No último dia 4, tivemos a triste notícia de que José Ribamar Ferreira, bem mais conhecido por seu pseudônimo Ferreira Gullar, havia falecido. Aos 86 anos, carregava consigo uma história e tanto, repleta de poesias e reflexões inspiradoras.
Imagem: divulgação |
Fundador da revista A Ilha, a qual lançou o pós-modernismo no Maranhão, estado em que nasceu, Gullar ingressou no mundo da poesia para nunca mais sair. Mais tarde, participou do movimento de poesia concreta no Rio e se mostrou um poeta inovador, o que o levou a criar o neoconcretismo, movimento que ia contra o concretismo ortodoxo em busca de subjetividade e expressão.
Mas nada parecia comportar a necessidade de Gullar, de fazer uma poesia livre de amarras. Por isso, aos poucos se afastou do grupo com o qual fundara o neoconcretismo e passou a envolver-se com o Centro Popular de Cultura (CPC) ainda no começo dos anos 60. O CPC era uma organização da União Nacional dos Estudantes (UNE), um grupo de intelectuais de esquerda, que tinha como objetivo criar e divulgar uma "arte popular revolucionária". Com a ditadura militar, o CPC se desfez e Gullar, militante do Partido Comunista Brasileiro, decidiu se exilar na União Soviética, no Chile e na Argentina.
Em 1977, Gullar voltou ao Brasil e após o fim da ditadura ganhou diversos prêmios, dentre eles o Jabuti em 2011 com o livro de poesia Em alguma parte alguma.
Em homenagem a este grande poeta, Ana Márcia Vasconcelos de Paula Rodrigues, membro associado da SBPRP e atual diretora administrativa da Sociedade, escreveu o seguinte artigo:
Para homenagear Ferreira Gullar, face à sua morte, escolho duas poesias extraídas do livro Barulhos (1980-1987), que, na verdade, ressoam como finas melodias em sintonia com as verdades humanas mais íntimas.
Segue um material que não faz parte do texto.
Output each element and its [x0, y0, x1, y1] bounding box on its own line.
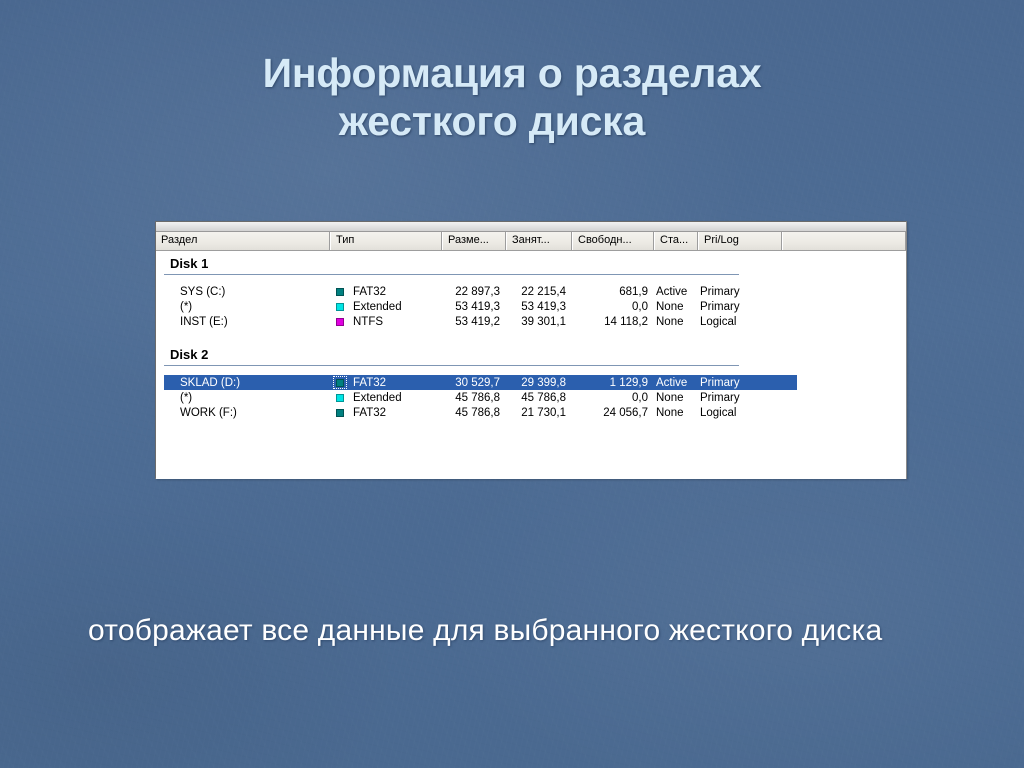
partition-type-label: NTFS — [353, 315, 384, 328]
table-row[interactable]: (*) Extended 45 786,8 45 786,8 0,0 None Primar… — [164, 390, 797, 405]
table-row[interactable]: SKLAD (D:) FAT32 30 529,7 29 399,8 1 129,9 Ac… — [164, 375, 797, 390]
column-header-razdel[interactable]: Раздел — [156, 232, 330, 250]
table-row[interactable]: WORK (F:) FAT32 45 786,8 21 730,1 24 056,7 No… — [164, 405, 797, 420]
disk-group-heading: Disk 1 — [170, 256, 209, 271]
slide-caption: отображает все данные для выбранного жес… — [88, 614, 883, 647]
cell-prilog: Primary — [700, 285, 740, 298]
cell-partition-name: INST (E:) — [180, 315, 228, 328]
table-row[interactable]: INST (E:) NTFS 53 419,2 39 301,1 14 118,2 Non… — [164, 314, 797, 329]
cell-used: 22 215,4 — [521, 285, 566, 298]
page-title: Информация о разделах жесткого диска — [70, 50, 954, 145]
cell-status: None — [656, 300, 684, 313]
cell-partition-type: Extended — [330, 300, 442, 313]
cell-status: Active — [656, 285, 688, 298]
cell-size: 22 897,3 — [455, 285, 500, 298]
column-header-razmer[interactable]: Разме... — [442, 232, 506, 250]
color-swatch-icon — [333, 391, 347, 404]
cell-size: 45 786,8 — [455, 406, 500, 419]
column-header-tip[interactable]: Тип — [330, 232, 442, 250]
color-swatch-icon — [333, 315, 347, 328]
swatch-fill — [336, 317, 344, 326]
cell-used: 45 786,8 — [521, 391, 566, 404]
cell-status: None — [656, 406, 684, 419]
cell-used: 29 399,8 — [521, 376, 566, 389]
cell-used: 39 301,1 — [521, 315, 566, 328]
column-header-prilog[interactable]: Pri/Log — [698, 232, 782, 250]
swatch-fill — [336, 393, 344, 402]
grid-header-row: Раздел Тип Разме... Занят... Свободн... Ста..… — [156, 232, 906, 251]
cell-used: 53 419,3 — [521, 300, 566, 313]
cell-partition-type: Extended — [330, 391, 442, 404]
cell-free: 24 056,7 — [603, 406, 648, 419]
swatch-fill — [336, 378, 344, 387]
cell-partition-type: FAT32 — [330, 285, 442, 298]
cell-partition-name: (*) — [180, 300, 193, 313]
cell-partition-type: FAT32 — [330, 406, 442, 419]
color-swatch-icon — [333, 300, 347, 313]
color-swatch-icon — [333, 406, 347, 419]
partition-type-label: FAT32 — [353, 285, 387, 298]
cell-size: 45 786,8 — [455, 391, 500, 404]
grid-body: Disk 1 SYS (C:) FAT32 22 897,3 22 215,4 681,9… — [156, 251, 906, 479]
page-title-line-1: Информация о разделах — [262, 50, 762, 96]
cell-free: 1 129,9 — [609, 376, 648, 389]
window-top-strip — [156, 222, 906, 232]
cell-size: 53 419,3 — [455, 300, 500, 313]
cell-prilog: Primary — [700, 376, 740, 389]
column-header-empty[interactable] — [782, 232, 906, 250]
cell-free: 0,0 — [632, 391, 648, 404]
partition-type-label: Extended — [353, 391, 402, 404]
cell-status: None — [656, 315, 684, 328]
cell-used: 21 730,1 — [521, 406, 566, 419]
partition-type-label: FAT32 — [353, 406, 387, 419]
cell-prilog: Logical — [700, 406, 737, 419]
column-header-svobodn[interactable]: Свободн... — [572, 232, 654, 250]
swatch-fill — [336, 302, 344, 311]
cell-free: 14 118,2 — [604, 315, 648, 328]
page-title-line-2: жесткого диска — [338, 97, 646, 144]
column-header-zanyat[interactable]: Занят... — [506, 232, 572, 250]
cell-partition-name: SKLAD (D:) — [180, 376, 241, 389]
partition-type-label: Extended — [353, 300, 402, 313]
cell-prilog: Primary — [700, 391, 740, 404]
cell-partition-type: NTFS — [330, 315, 442, 328]
table-row[interactable]: (*) Extended 53 419,3 53 419,3 0,0 None Primar… — [164, 299, 797, 314]
disk-group-heading: Disk 2 — [170, 347, 209, 362]
cell-status: None — [656, 391, 684, 404]
table-row[interactable]: SYS (C:) FAT32 22 897,3 22 215,4 681,9 Active… — [164, 284, 797, 299]
swatch-fill — [336, 408, 344, 417]
cell-size: 30 529,7 — [455, 376, 500, 389]
cell-partition-name: (*) — [180, 391, 193, 404]
column-header-sta[interactable]: Ста... — [654, 232, 698, 250]
partition-type-label: FAT32 — [353, 376, 387, 389]
cell-partition-name: SYS (C:) — [180, 285, 226, 298]
cell-partition-type: FAT32 — [330, 376, 442, 389]
cell-free: 0,0 — [632, 300, 648, 313]
color-swatch-icon — [333, 376, 347, 389]
cell-status: Active — [656, 376, 688, 389]
cell-free: 681,9 — [619, 285, 648, 298]
swatch-fill — [336, 287, 344, 296]
cell-prilog: Primary — [700, 300, 740, 313]
cell-partition-name: WORK (F:) — [180, 406, 237, 419]
cell-prilog: Logical — [700, 315, 737, 328]
partition-info-window: Раздел Тип Разме... Занят... Свободн... Ста..… — [155, 221, 907, 479]
color-swatch-icon — [333, 285, 347, 298]
cell-size: 53 419,2 — [455, 315, 500, 328]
A primeira, Despedida, oportunamente nos oferece vitalidade imaginativa para anunciar o momento da cesura da morte, que somente pode ser concebida enquanto o poeta está ferozmente ligado à vida.
DESPEDIDA
Eu deixarei o mundo com fúria
Não importa o que aparentemente aconteça,
Se docemente me retiro.
De fato
Nesse momento
Estarão de mim se arrebentando
Raízes tão fundas
Quanto estes céus brasileiros.
Num alarido de gente e ventania
Olhos que amei
Rostos amigos tardes e verões vividos
Estarão gritando a meus ouvidos
Para que eu fique
Para que eu fique.
Não chorarei.
Não há soluço maior que despedir-se da vida.
A segunda poesia é uma declaração de amor ao menino-homem com o psiquismo essencial que o define por Detrás do rosto, mas que não pode jamais existir senão de forma encorpada. O poeta canta a beleza do amor e da intimidade através da unidade corpo-mente e de um ato amoroso, poucas vezes descrito com tanta ternura. Assim opõe-se à cisão corpo-mente, tantas vezes proclamada.
DETRÁS DO ROSTO
Acho que mais me imagino
Do que sou
Ou o que sou não cabe
No que consigo ser
E apenas arde
Detrás desta máscara morena
Que já foi rosto de menino.
Conduzo
Sob minha pele
Uma fogueira de um metro e setenta de altura.
Não quero assustar ninguém.
Mas se todos escondem no sorriso
Na palavra medida
Devo dizer
Que o poeta Gullar é uma criança
Que não consegue morrer
E que pode
A qualquer momento
Desintegrar-se em soluços.
Você vai rir se lhe disser
Que estou cheio de flor e passarinho
Que nada
Do que amei na vida se acabou
E mal consigo andar
Tanto isso pesa.
Pode você calcular quantas toneladas de luz
Comporta
Um simples roçar de mãos?
Ou o doce penetrar
Na mulher amorosa?
Só disponho de meu corpo
Para operar o milagre
Esse milagre
Que a vida traz
E zás
Dissipa às gargalhadas.
Obrigada Poeta por sua generosa sensibilidade a nos alertar que "a vida é pouca e louca, mas nada há senão ela."